The Pension Herbert is quite wrong to throw pot-follows member and defined ambition to the mercies of a pension commission. These are policies that have been arrived at through the offices of a democratically elected Pension Minister acting in consultation with his department and the pension industry.
Finally, let’s put to bed this argument that there is too much change in pensions. What has happened over the past five years has happened because there has been no fundamental change in DC over the past 25 years. The RDR, auto-enrolment, pension freedoms and the rebuilding of the DC framework through CDC mean that Britain can once again have a pensions system to be proud of.
We may have some more work to do cleaning up LGPS and creating a fairer spread of wealth between public and private sector pensions, but that’s for our next Government. Right now, we should be applauding the change not bemoaning it. A big-fat pension commission would never have allowed the progress we have seen.
I’m sorry that Steve feels he needs a pension commission for him to talk to Government, he should get out more! I have been to the DWP six times this year and the Treasury three times, Benefit Consultants have never had such access to Government.
We are about to elect a new Government, that may be the same as the old Government or may be something new. Whatever it is, and up here in Scotland it looks very different, it will be the Government of the people of the United Kingdom of England, Scotland, Northern Ireland and Wales.
The pension policy we adopt going forward may be shaped by the existing coalition, a Labour party with or without Gregg McClymont, UKIP, the DUP, Plaed Cymru and the SNP(not forgetting the Greens).
For Pensions to declare UDI from all this seems arbitrary and arrogant. We are one nation in retirement and to consign pension policy to a junta of the great and the good from our little world will do nothing to restore people’s confidence.
Ironically, in arguing for a maintenance of the status quo, Steve and Malcolm are calling for fundamental change. Malcolm is even calling for a fundamental review of the tax reliefs surrounding pensions! That’s another problem with pension commissions, everyone secretly wants to play pension minister, collectively they end up like the tigers running round the tree till they turn to melted butter. If you are too young to remember the story of Little Black Sambo, you can read it here (and watch the video at the end of this paper).
Change is part of things, changes in pensions will happen, whether a quango called the pension commission is formed or not. If the next George Osborne decides to throw a hand grenade into the coy-carp pond, there is nothing that a pension commission could do- other than to moan.
The exemplum of good pensions governance has been the system we have had over the past five years which has seen the introduction of the first part of auto-enrolment, the creation of a new and better state pension system, a proper system of governance for personal pensions, a curb on advisory, fund and transactional costs and the foundations of a new way of spending our savings.

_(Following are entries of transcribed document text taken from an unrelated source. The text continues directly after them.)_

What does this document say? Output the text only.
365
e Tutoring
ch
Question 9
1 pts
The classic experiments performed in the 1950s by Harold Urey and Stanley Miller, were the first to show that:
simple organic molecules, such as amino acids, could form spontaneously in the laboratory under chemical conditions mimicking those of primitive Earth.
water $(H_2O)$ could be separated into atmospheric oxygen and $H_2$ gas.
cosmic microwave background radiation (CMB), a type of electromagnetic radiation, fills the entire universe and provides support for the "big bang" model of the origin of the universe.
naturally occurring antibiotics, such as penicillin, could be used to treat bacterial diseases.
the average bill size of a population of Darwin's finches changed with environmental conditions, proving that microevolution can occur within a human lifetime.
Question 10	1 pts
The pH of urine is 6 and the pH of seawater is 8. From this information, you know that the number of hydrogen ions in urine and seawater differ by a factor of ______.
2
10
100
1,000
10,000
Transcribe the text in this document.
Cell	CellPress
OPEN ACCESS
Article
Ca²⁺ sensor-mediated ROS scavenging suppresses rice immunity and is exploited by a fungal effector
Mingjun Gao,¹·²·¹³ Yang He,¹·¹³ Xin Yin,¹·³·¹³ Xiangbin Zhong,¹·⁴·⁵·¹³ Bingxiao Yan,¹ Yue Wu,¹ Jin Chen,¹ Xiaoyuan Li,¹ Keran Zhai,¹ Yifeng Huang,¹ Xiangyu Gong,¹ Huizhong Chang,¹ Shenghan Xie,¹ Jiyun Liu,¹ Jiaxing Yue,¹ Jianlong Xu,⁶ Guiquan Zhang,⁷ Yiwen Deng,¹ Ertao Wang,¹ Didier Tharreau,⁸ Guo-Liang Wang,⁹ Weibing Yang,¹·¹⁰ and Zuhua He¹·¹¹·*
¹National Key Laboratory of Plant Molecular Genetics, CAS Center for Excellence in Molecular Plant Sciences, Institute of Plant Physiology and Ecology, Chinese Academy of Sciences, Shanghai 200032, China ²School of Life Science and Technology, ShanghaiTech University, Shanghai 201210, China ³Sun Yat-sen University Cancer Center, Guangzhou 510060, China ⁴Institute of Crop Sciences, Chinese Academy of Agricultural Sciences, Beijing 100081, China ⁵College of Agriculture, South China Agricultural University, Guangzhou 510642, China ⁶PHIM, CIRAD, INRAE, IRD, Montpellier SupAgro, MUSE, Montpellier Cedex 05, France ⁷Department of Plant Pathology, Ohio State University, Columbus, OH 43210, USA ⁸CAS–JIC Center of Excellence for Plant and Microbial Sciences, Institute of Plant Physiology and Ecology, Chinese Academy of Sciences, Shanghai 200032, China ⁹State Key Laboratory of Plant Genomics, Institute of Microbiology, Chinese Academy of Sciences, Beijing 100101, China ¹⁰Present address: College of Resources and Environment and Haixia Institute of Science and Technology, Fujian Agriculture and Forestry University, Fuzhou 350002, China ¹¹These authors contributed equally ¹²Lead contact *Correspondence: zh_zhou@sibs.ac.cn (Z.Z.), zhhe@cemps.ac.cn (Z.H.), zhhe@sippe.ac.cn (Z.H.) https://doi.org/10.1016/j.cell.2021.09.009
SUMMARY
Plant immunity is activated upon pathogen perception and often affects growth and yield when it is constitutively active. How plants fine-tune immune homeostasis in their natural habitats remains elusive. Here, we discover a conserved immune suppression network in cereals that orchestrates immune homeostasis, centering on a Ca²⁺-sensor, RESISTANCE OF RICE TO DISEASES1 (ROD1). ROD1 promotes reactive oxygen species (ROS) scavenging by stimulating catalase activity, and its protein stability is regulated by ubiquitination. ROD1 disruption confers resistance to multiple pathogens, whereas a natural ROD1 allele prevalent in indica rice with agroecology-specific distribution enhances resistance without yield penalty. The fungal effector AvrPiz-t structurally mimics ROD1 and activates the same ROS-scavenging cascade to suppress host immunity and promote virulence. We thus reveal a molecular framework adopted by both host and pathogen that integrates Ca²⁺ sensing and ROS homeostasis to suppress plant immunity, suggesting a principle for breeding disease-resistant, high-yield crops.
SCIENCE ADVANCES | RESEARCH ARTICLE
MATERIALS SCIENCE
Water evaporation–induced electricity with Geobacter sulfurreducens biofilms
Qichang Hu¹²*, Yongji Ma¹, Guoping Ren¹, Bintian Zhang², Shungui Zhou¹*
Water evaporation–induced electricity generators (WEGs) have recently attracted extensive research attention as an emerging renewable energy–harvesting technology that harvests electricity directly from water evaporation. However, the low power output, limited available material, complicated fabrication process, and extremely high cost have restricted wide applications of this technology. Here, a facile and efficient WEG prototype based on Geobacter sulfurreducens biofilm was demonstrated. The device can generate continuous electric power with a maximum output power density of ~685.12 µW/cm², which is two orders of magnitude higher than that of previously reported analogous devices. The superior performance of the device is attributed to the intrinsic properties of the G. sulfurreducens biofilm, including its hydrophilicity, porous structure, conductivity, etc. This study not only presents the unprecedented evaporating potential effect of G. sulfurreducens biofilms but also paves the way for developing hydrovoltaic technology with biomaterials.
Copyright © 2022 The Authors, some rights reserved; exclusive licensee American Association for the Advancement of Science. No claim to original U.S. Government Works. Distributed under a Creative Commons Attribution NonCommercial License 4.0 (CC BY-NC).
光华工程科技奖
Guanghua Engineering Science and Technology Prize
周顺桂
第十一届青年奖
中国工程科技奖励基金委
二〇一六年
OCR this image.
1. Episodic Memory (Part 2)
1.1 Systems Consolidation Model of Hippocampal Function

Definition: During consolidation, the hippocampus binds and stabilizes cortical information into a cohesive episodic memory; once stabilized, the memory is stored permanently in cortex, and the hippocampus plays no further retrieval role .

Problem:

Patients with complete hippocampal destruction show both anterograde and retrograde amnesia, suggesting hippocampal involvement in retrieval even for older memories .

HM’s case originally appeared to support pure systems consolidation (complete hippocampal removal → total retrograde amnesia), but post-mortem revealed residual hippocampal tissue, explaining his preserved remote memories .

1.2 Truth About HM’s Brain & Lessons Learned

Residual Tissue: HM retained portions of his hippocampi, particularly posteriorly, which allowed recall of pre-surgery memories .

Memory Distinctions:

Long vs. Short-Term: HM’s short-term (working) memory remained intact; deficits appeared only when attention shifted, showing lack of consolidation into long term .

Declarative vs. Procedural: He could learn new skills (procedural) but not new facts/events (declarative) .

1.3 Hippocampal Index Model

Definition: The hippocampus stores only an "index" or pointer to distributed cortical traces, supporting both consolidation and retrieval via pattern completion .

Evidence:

All of these policies (and I do exclude pot-follows-member which I don’t get) have taken us forward. The department of pension irresponsibility continues to play silly buggers with the LTA and annoy everyone with its showboating on pension freedoms but that is the price we will have to pay.
So my message to Steve and Malcolm is to stop worrying and continue doing the great job you do for pensions. With the likes of you two, that grumpy Higham character, Ros Altmann, Jo Cumbo and a fair few others, pensions is more than capable of looking after itself.
Above all, let’s make sure that we get another proper pensions minister not some dim-witted apparatchnick who couldn’t get into the Treasury’s first team.